Techie - I've only been in houston for 4 years but several have claimed that the water here affects your brain. I was technical director, then CIO /VP operations for an MVS shop so I also have a little experience in mission-critical computing environments, but your points re well taken. But a couple of quibbles -
1. Don't forget that CPQ also bought Tandem, and that Tandem had nearly half as many employees as CPQ, all of them retained after the merger. CPQ today is a very different company internally than it was 2 years ago. Think of CPQ the box builder as 'classic compaq', which will be a small part of the total company both philosophically and in revenue in a few years.
2. Hate to correct you, but CPQ was the company that pushed SAP to port to NT in 1993-94, and they did it by establishing a major engineering presence in Waldorf and doing most of the port themselves. A guy named Peter-Mark Droste drove that effort for CPQ, he was an old friend of Paul Wahl and used the secret german handshake to get the deal. That's why CPQ has more than 50% of the SAP on NT business today, and had almost all of it for the first 2 years. You are reinforcing my point by saying applications create markets, that's why the outfit which drives the ISV community will end up with the lion's share of the market.
3. MSFT did in fact violate more than 200 DEC patents, primarily because Cutler took large chunks of the MICA operating system directly to NT. Still was not enough leverage to get MSFT to do a 64 bit NT port. I don't understand the point here - it's Intel and Merced that are making the value play happen.

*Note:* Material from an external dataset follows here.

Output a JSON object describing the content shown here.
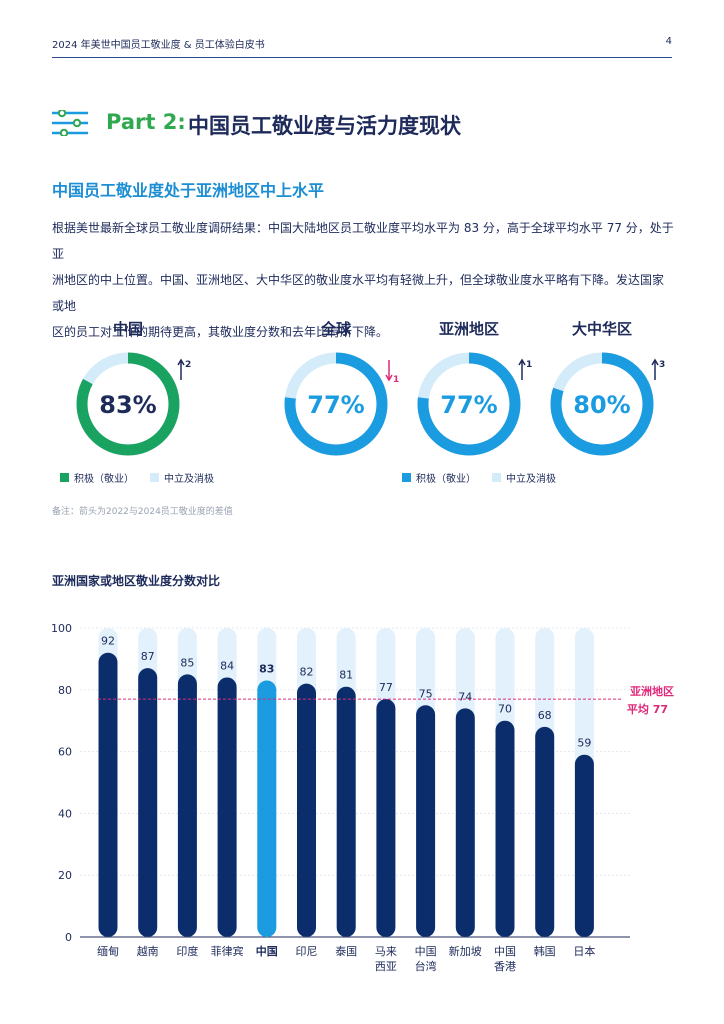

4. Good point, and quite true. That's why they need to get an exclusive lock with MSFT, who DOES have the relationship with the developers.
And as to the ego issues, the merger team is run by John Rose (who left DEC after a bitter fight with Ken Olsen), Enrico Pesatori (who left DEC after a bitter fight with Bob Palmer), and Earl Mason (who Left Dec after a bitter fight with...) so there is probably at least a little bit of 'I told you so' going on.
BTW good article, but VMS was Cutler's 2nd OS, not NT. His first was the much loved RSX-11M which was one of the best real-time operating systems ever IMHO. I always have a little trouble with a journalist who gets one of his key assumptions wrong.